Astuce de vie à essayer d’urgence

Publié par dans Astuces pratiques | 19 commentaires

Astuce de vie à essayer d’urgence 

Magnifique !

Astuce de vie à essayer d’urgence

Votre correspondant vous l’annonce : la marchandise attendue est bloquée à la Tranche sur Mer.

Pour 3 semaines.

A vous le bonheur de gérer les clients mécontents…

Deux jours avant de partir en vacances, votre moitié emboutit la voiture.

Et vous annonce victorieusement qu’elle sera réparée.

Dans 8 jours.

Super…  vive le train et les dépenses supplémentaires !

 

Vous aviez prévu de pulvériser Martin façon puzzle, 6/2 6/1, mais la météo vous en empêche.

Alors que vous teniez la forme internationale… grrrr.

 

Trois problèmes parmi des milliers possibles.

Comment se remonter le moral en pareils cas ?

Ou plutôt, comment garder un moral au top lorsqu’un problème vous tombe dessus ?

 

1)    D’abord retenez ceci :

Un problème est un décalage entre

  • Votre vision de ce qu’auraient dû être les choses
    (la marchandise livrée ; la voiture disponible; Martin écrabouillé)
  • Et ce qu’elles sont dans la réalité.

 

2)     Ensuite, posez-vous LA seule question importante à ce stade :

         La solution du problème dépend-elle de moi ?

Si oui : agissez.

Si non : à quoi sert-il de vous tracasser pour une chose sur laquelle vous n’avez aucune prise ?
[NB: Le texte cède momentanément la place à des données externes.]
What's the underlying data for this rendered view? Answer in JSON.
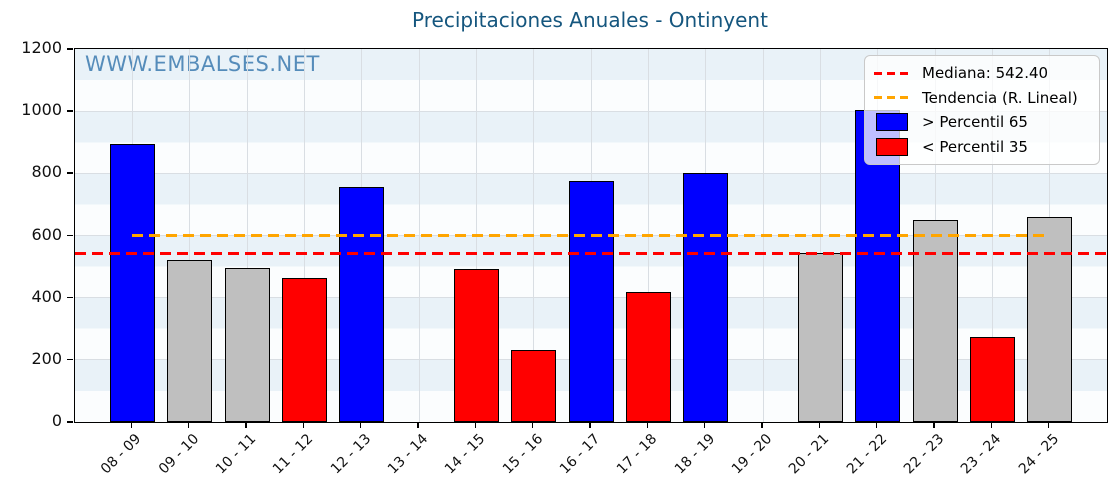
{
  "chart_data": {
    "type": "bar",
    "title": "Precipitaciones Anuales - Ontinyent",
    "watermark": "WWW.EMBALSES.NET",
    "categories": [
      "08 - 09",
      "09 - 10",
      "10 - 11",
      "11 - 12",
      "12 - 13",
      "13 - 14",
      "14 - 15",
      "15 - 16",
      "16 - 17",
      "17 - 18",
      "18 - 19",
      "19 - 20",
      "20 - 21",
      "21 - 22",
      "22 - 23",
      "23 - 24",
      "24 - 25"
    ],
    "values": [
      895,
      520,
      497,
      463,
      757,
      null,
      492,
      233,
      775,
      418,
      800,
      null,
      545,
      1005,
      649,
      272,
      660
    ],
    "bar_classes": [
      "above",
      "mid",
      "mid",
      "below",
      "above",
      null,
      "below",
      "below",
      "above",
      "below",
      "above",
      null,
      "mid",
      "above",
      "mid",
      "below",
      "mid"
    ],
    "median": 542.4,
    "trend": {
      "value_start": 601,
      "value_end": 600,
      "start_category_index": 0,
      "end_category_index": 16
    },
    "ylim": [
      0,
      1200
    ],
    "yticks": [
      0,
      200,
      400,
      600,
      800,
      1000,
      1200
    ],
    "grid": "on",
    "legend_position": "upper right",
    "legend": [
      {
        "swatch": "dashed-line",
        "color_key": "median_line",
        "label": "Mediana: 542.40"
      },
      {
        "swatch": "dashed-line",
        "color_key": "trend_line",
        "label": "Tendencia (R. Lineal)"
      },
      {
        "swatch": "patch",
        "color_key": "bar_above_p65",
        "label": "> Percentil 65"
      },
      {
        "swatch": "patch",
        "color_key": "bar_below_p35",
        "label": "< Percentil 35"
      }
    ],
    "colors": {
      "bar_above_p65": "#0000ff",
      "bar_below_p35": "#ff0000",
      "bar_mid": "#bfbfbf",
      "bar_edge": "#000000",
      "median_line": "#ff0000",
      "trend_line": "#ffa500",
      "title": "#15567e",
      "watermark": "#4682b4",
      "stripe_light": "#e9f2f8",
      "stripe_white": "#fbfdfe",
      "grid_line": "#d9dee3"
    }
  }
}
Si votre marchandise est bloquée, si votre voiture est immobilisée, si la partie ne peut se dérouler, qu’y pouvez-vous ?

Absolument rien.

Inutile d’alimenter regrets, soucis, inquiétudes, rancœur et autres joyeusetés du même tonneau.

 

Face à tout problème, et pour avoir un bon moral, commencez toujours, commencez d’abord, par répondre à cette question :

La solution du problème dépend-elle de moi ?

 

Testez cette astuce de vie sur vos problèmes actuels.

Vous constaterez combien elle en diminue le poids.

Du simple fait de « décharger votre sac » de ce sur quoi vous n’avez pas moyen d’agir.

C’est en accumulant de telles astuces de vie que vous construirez peu à peu ce moral au top .

Qui vous fera mieux vivre.

Ça vaut la peine.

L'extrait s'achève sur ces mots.